Chris Brown was correct when he remarked, “These [expletive] ain’t loyal” – I’m an Android user, but iPhones are more sensuous and sexy than ever. My Samsung Galaxy S22 Ultra captured my attention with its S-pen, which allows me to take on-the-fly notes as a journalist and also functions as a remote control – An iPhone 14 Plus.

The Galaxy S series probably takes superior selfies, whereas iPhone images will send you racing to TalkSpace to replenish your depleted self worth. However, after reviewing every iPhone model released since the iPhone 12, I’m beginning to break free from Android’s grip.

When I returned to my daily driver, the Galaxy S22 Ultra, I’d find myself unconsciously trying to accomplish an iPhone-exclusive feature, only to be annoyed and exclaim, “Oh, I forgot I’m using an Android now.” These capabilities have been so beneficial to my productivity that I’m considering doing the unimaginable and abandoning the Android platform in favor of the iPhone.


I couldn’t believe my eyes when I discovered this mind-blowing advantage, which you can find on our list of iPhone features that appear like magic tricks. Did you know that you can copy and paste from one iDevice to another by merely pinching? You may literally “grab” a photo on your iPhone and “paste” it into another iDevice, like as a MacBook.

I can’t tell you how many times I’ve needed to rapidly zip a photo from my Galaxy S22 Ultra to my Windows laptop, and there isn’t a single Android-to-PC way that beats Apple’s Handoff feature.

It takes some getting used to the motion (i.e., squeeze inward with three fingers to ‘copy’ and pinch outward with three fingers to ‘paste’), but using Handoff on my iPhone 14 Plus with my ordinary iPhone 14 never ceases to astonish me.


That’s all there is to it after I send a text message using Google Messages on my Samsung Galaxy S22 Ultra.
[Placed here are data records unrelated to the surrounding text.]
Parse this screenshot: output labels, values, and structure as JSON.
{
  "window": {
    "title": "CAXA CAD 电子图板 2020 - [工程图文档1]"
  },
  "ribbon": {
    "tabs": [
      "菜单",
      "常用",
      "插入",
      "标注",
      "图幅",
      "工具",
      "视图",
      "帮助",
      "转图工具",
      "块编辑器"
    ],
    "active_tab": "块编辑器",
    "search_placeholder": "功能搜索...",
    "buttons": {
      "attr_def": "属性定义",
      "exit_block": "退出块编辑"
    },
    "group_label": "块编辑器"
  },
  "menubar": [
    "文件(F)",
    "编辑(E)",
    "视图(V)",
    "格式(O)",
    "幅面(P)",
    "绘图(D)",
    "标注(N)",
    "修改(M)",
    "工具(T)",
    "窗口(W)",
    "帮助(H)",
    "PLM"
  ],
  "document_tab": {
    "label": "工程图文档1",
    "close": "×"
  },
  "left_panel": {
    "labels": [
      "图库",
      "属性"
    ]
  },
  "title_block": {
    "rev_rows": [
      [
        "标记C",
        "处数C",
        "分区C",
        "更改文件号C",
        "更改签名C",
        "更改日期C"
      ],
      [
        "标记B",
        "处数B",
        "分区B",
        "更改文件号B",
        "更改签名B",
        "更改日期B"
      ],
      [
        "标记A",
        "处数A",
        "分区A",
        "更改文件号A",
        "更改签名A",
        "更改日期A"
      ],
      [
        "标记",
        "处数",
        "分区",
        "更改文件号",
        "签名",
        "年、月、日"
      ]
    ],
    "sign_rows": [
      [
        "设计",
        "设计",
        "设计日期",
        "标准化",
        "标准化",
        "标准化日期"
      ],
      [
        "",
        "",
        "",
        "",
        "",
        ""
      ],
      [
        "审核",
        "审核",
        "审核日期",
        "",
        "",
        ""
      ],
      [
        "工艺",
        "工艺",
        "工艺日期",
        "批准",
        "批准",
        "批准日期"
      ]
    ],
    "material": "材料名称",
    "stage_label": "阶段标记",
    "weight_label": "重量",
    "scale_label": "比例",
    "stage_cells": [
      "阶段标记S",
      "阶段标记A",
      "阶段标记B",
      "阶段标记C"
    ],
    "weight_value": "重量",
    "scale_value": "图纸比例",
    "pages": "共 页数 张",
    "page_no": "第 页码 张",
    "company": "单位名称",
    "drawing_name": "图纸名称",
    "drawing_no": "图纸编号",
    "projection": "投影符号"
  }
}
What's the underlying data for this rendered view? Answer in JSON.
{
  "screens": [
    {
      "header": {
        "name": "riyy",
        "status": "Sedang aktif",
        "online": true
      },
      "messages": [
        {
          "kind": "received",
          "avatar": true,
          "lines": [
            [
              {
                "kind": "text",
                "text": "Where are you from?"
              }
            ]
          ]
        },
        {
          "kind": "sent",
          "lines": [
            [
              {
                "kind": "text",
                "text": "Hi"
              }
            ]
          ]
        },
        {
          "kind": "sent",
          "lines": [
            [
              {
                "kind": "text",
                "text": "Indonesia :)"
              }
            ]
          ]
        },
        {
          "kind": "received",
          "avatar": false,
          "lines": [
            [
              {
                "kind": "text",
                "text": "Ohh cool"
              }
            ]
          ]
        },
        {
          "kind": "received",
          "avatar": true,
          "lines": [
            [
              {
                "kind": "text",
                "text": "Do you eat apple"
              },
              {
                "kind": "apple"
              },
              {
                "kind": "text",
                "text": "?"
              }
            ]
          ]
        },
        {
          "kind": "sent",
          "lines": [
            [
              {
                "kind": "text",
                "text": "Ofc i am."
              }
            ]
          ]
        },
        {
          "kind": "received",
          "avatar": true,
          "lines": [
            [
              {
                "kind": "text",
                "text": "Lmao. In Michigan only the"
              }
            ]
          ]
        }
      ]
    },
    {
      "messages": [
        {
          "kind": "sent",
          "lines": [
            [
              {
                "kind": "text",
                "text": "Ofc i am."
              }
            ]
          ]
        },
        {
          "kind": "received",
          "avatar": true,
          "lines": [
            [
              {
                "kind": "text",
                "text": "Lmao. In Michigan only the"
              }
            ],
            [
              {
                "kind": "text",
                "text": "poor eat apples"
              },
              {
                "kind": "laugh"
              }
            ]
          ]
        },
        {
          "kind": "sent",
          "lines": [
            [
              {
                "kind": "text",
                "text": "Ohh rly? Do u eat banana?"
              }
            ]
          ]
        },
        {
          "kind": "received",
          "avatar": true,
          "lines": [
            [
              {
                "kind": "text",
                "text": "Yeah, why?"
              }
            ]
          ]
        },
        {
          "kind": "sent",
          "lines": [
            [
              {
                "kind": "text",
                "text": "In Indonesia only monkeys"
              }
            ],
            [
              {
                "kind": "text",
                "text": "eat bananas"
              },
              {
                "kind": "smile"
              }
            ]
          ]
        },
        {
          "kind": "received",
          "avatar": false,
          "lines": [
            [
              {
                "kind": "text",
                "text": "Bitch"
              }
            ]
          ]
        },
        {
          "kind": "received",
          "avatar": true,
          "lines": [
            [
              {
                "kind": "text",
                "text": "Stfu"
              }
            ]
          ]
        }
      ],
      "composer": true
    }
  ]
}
It can’t be changed. I can’t back out of it. I’m unable to correct any typos. My Galaxy S22 Ultra has no mercy for my soul.
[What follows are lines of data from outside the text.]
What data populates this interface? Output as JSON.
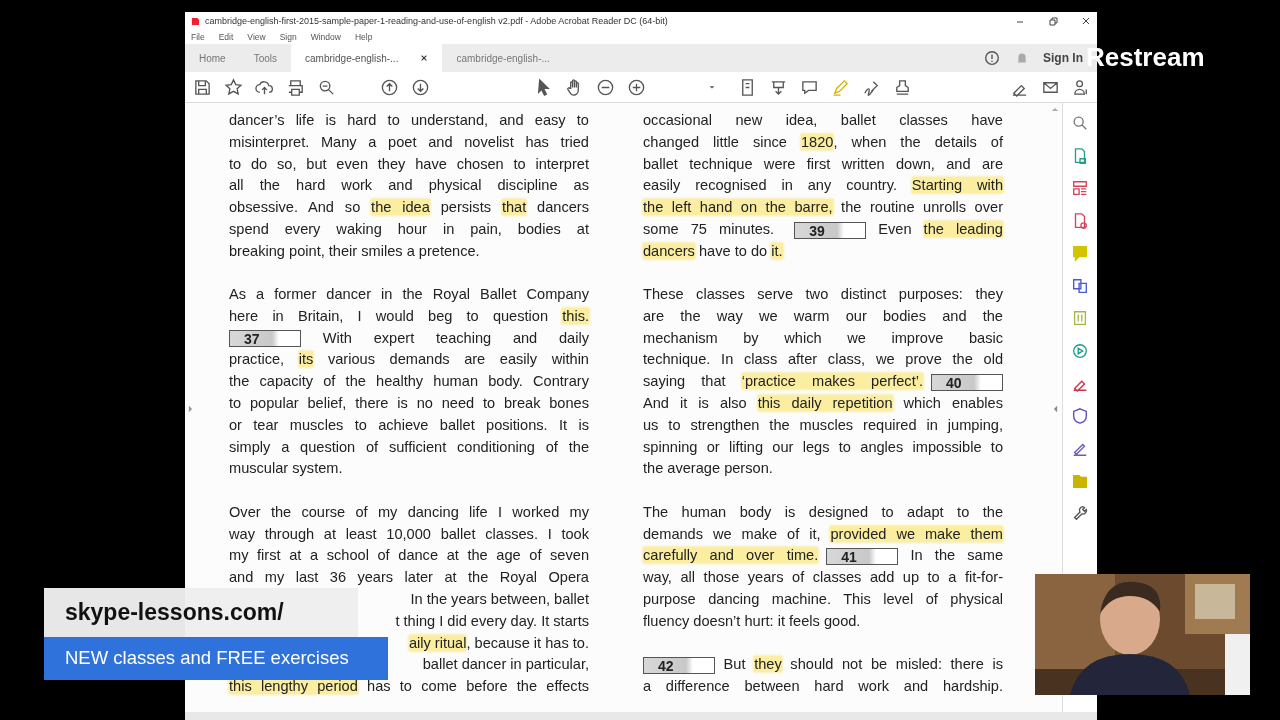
{
  "window": {
    "title": "cambridge-english-first-2015-sample-paper-1-reading-and-use-of-english v2.pdf - Adobe Acrobat Reader DC (64-bit)"
  },
  "menu": [
    "File",
    "Edit",
    "View",
    "Sign",
    "Window",
    "Help"
  ],
  "tabs": [
    {
      "label": "Home",
      "selected": false,
      "closable": false
    },
    {
      "label": "Tools",
      "selected": false,
      "closable": false
    },
    {
      "label": "cambridge-english-...",
      "selected": true,
      "closable": true
    },
    {
      "label": "cambridge-english-...",
      "selected": false,
      "closable": false
    }
  ],
  "sign_in": "Sign In",
  "document": {
    "columns": [
      {
        "paragraphs": [
          {
            "lines": [
              {
                "kind": "full",
                "text": "dancer’s life is hard to understand, and easy to"
              },
              {
                "kind": "full",
                "text": "misinterpret. Many a poet and novelist has tried"
              },
              {
                "kind": "full",
                "text": "to do so, but even they have chosen to interpret"
              },
              {
                "kind": "full",
                "text": "all the hard work and physical discipline as"
              },
              {
                "kind": "full",
                "parts": [
                  {
                    "kind": "plain",
                    "text": "obsessive. And so "
                  },
                  {
                    "kind": "highlight",
                    "text": "the idea"
                  },
                  {
                    "kind": "plain",
                    "text": " persists "
                  },
                  {
                    "kind": "highlight",
                    "text": "that"
                  },
                  {
                    "kind": "plain",
                    "text": " dancers"
                  }
                ]
              },
              {
                "kind": "full",
                "text": "spend every waking hour in pain, bodies at"
              },
              {
                "kind": "last",
                "text": "breaking point, their smiles a pretence."
              }
            ]
          },
          {
            "lines": [
              {
                "kind": "full",
                "text": "As a former dancer in the Royal Ballet Company"
              },
              {
                "kind": "full",
                "parts": [
                  {
                    "kind": "plain",
                    "text": "here in Britain, I would beg to question "
                  },
                  {
                    "kind": "highlight",
                    "text": "this."
                  }
                ]
              },
              {
                "kind": "full",
                "parts": [
                  {
                    "kind": "gap",
                    "text": "37"
                  },
                  {
                    "kind": "plain",
                    "text": " With expert teaching and daily"
                  }
                ]
              },
              {
                "kind": "full",
                "parts": [
                  {
                    "kind": "plain",
                    "text": "practice, "
                  },
                  {
                    "kind": "highlight",
                    "text": "its"
                  },
                  {
                    "kind": "plain",
                    "text": " various demands are easily within"
                  }
                ]
              },
              {
                "kind": "full",
                "text": "the capacity of the healthy human body. Contrary"
              },
              {
                "kind": "full",
                "text": "to popular belief, there is no need to break bones"
              },
              {
                "kind": "full",
                "text": "or tear muscles to achieve ballet positions. It is"
              },
              {
                "kind": "full",
                "text": "simply a question of sufficient conditioning of the"
              },
              {
                "kind": "last",
                "text": "muscular system."
              }
            ]
          },
          {
            "lines": [
              {
                "kind": "full",
                "text": "Over the course of my dancing life I worked my"
              },
              {
                "kind": "full",
                "text": "way through at least 10,000 ballet classes. I took"
              },
              {
                "kind": "full",
                "text": "my first at a school of dance at the age of seven"
              },
              {
                "kind": "full",
                "text": "and my last 36 years later at the Royal Opera"
              },
              {
                "kind": "tail",
                "text": "In the years between, ballet"
              },
              {
                "kind": "tail",
                "text": "t thing I did every day. It starts"
              },
              {
                "kind": "tail",
                "parts": [
                  {
                    "kind": "highlight",
                    "text": "aily ritual"
                  },
                  {
                    "kind": "plain",
                    "text": ", because it has to."
                  }
                ]
              },
              {
                "kind": "tail",
                "text": "ballet dancer in particular,"
              },
              {
                "kind": "full",
                "parts": [
                  {
                    "kind": "highlight",
                    "text": "this lengthy period"
                  },
                  {
                    "kind": "plain",
                    "text": " has to come before the effects"
                  }
                ]
              }
            ]
          }
        ]
      },
      {
        "paragraphs": [
          {
            "lines": [
              {
                "kind": "full",
                "text": "occasional new idea, ballet classes have"
              },
              {
                "kind": "full",
                "parts": [
                  {
                    "kind": "plain",
                    "text": "changed little since "
                  },
                  {
                    "kind": "highlight",
                    "text": "1820"
                  },
                  {
                    "kind": "plain",
                    "text": ", when the details of"
                  }
                ]
              },
              {
                "kind": "full",
                "text": "ballet technique were first written down, and are"
              },
              {
                "kind": "full",
                "parts": [
                  {
                    "kind": "plain",
                    "text": "easily recognised in any country. "
                  },
                  {
                    "kind": "highlight",
                    "text": "Starting with"
                  }
                ]
              },
              {
                "kind": "full",
                "parts": [
                  {
                    "kind": "highlight",
                    "text": "the left hand on the barre,"
                  },
                  {
                    "kind": "plain",
                    "text": " the routine unrolls over"
                  }
                ]
              },
              {
                "kind": "full",
                "parts": [
                  {
                    "kind": "plain",
                    "text": "some 75 minutes. "
                  },
                  {
                    "kind": "gap",
                    "text": "39"
                  },
                  {
                    "kind": "plain",
                    "text": " Even "
                  },
                  {
                    "kind": "highlight",
                    "text": "the leading"
                  }
                ]
              },
              {
                "kind": "last",
                "parts": [
                  {
                    "kind": "highlight",
                    "text": "dancers"
                  },
                  {
                    "kind": "plain",
                    "text": " have to do "
                  },
                  {
                    "kind": "highlight",
                    "text": "it."
                  }
                ]
              }
            ]
          },
          {
            "lines": [
              {
                "kind": "full",
                "text": "These classes serve two distinct purposes: they"
              },
              {
                "kind": "full",
                "text": "are the way we warm our bodies and the"
              },
              {
                "kind": "full",
                "text": "mechanism by which we improve basic"
              },
              {
                "kind": "full",
                "text": "technique. In class after class, we prove the old"
              },
              {
                "kind": "full",
                "parts": [
                  {
                    "kind": "plain",
                    "text": "saying that "
                  },
                  {
                    "kind": "highlight",
                    "text": "‘practice makes perfect’."
                  },
                  {
                    "kind": "gap",
                    "text": "40"
                  }
                ]
              },
              {
                "kind": "full",
                "parts": [
                  {
                    "kind": "plain",
                    "text": "And it is also "
                  },
                  {
                    "kind": "highlight",
                    "text": "this daily repetition"
                  },
                  {
                    "kind": "plain",
                    "text": " which enables"
                  }
                ]
              },
              {
                "kind": "full",
                "text": "us to strengthen the muscles required in jumping,"
              },
              {
                "kind": "full",
                "text": "spinning or lifting our legs to angles impossible to"
              },
              {
                "kind": "last",
                "text": "the average person."
              }
            ]
          },
          {
            "lines": [
              {
                "kind": "full",
                "text": "The human body is designed to adapt to the"
              },
              {
                "kind": "full",
                "parts": [
                  {
                    "kind": "plain",
                    "text": "demands we make of it, "
                  },
                  {
                    "kind": "highlight",
                    "text": "provided we make them"
                  }
                ]
              },
              {
                "kind": "full",
                "parts": [
                  {
                    "kind": "highlight",
                    "text": "carefully and over time."
                  },
                  {
                    "kind": "gap",
                    "text": "41"
                  },
                  {
                    "kind": "plain",
                    "text": " In the same"
                  }
                ]
              },
              {
                "kind": "full",
                "text": "way, all those years of classes add up to a fit-for-"
              },
              {
                "kind": "full",
                "text": "purpose dancing machine. This level of physical"
              },
              {
                "kind": "last",
                "text": "fluency doesn’t hurt: it feels good."
              }
            ]
          },
          {
            "lines": [
              {
                "kind": "full",
                "parts": [
                  {
                    "kind": "gap",
                    "text": "42"
                  },
                  {
                    "kind": "plain",
                    "text": " But "
                  },
                  {
                    "kind": "highlight",
                    "text": "they"
                  },
                  {
                    "kind": "plain",
                    "text": " should not be misled: there is"
                  }
                ]
              },
              {
                "kind": "full",
                "text": "a difference between hard work and hardship."
              }
            ]
          }
        ]
      }
    ]
  },
  "overlays": {
    "brand": "Restream",
    "banner": {
      "url": "skype-lessons.com/",
      "tagline": "NEW classes and FREE exercises"
    }
  }
}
However, owing to a new-ish feature introduced with iOS 16, all you need to do to rescind or alter an iMessage is press and hold the problematic text. You have a 15-minute window to complete this task, which I will accept because my Galaxy S22 Ultra provides me no chances to correct any errors. People are entitled to second chances in life!


As a tech journalist, I frequently meet wonderful people that I want to keep in my social network, but there’s usually an awkward dance that occurs before we share contact information.

I’d occasionally lend them my phone, and they’d enter their phone number (after protesting that they weren’t familiar with Android UI.) Other times, I’d simply pull out my S-pen and have them scribble their incomprehensible contact information on the screen, only to discover that they write like a doctor and I can’t read chickenscratch.

NameDrop, a new iOS 17 feature that will be available to the general public later this year, addresses this issue. I can simply tap my iPhone against someone else’s iPhone and we can share contact information in seconds.


Using an iPhone, you may add animated effects to your texts, such as bubble effects, balloons, confetti, fireworks, and more.

When a friend recently reported a huge milestone in her life, the “Congratulations” text I gave her didn’t seem to reflect my joy for her. At that point, I wished I had utilized iMessage, which would have allowed me to transmit eye-catching animated effects, preferably fireworks and heart-eye emojis that took up the entire screen.


One of the most talked-about features of the iPhone 14 last year was Emergency SOS via satellite, which allows you to connect to emergency-service workers if you are in a dangerous, network-less situation. I was initially sceptical of the feature. Not because I didn’t think it was important, but because I thought it was more beneficial to hikers, mountain climbers, and other adventurers who frequently find themselves in locations with poor reception.

However, a poignant story just emerged about Emergency SOS through satellite rescuing a family from the raging Maui wildfire, which changed my perspective regarding the feature’s “reach.” Yes, I’m a city dweller with regular network connection, but who knows what the future holds? Plus, I ride the New York City subway occasionally, and there’s always something wrong down there, so satellite connectivity might come in handy one day.


I’m almost ready to give up my Android; the only thing stopping me is that I don’t like the post-processing AI that my iPhone 14 Plus camera employs, which makes most selfies look unappealing.

If Apple decides to fix this issue, Samsung is done. The Cupertino, California-based IT titan will have successfully enticed me into its cave.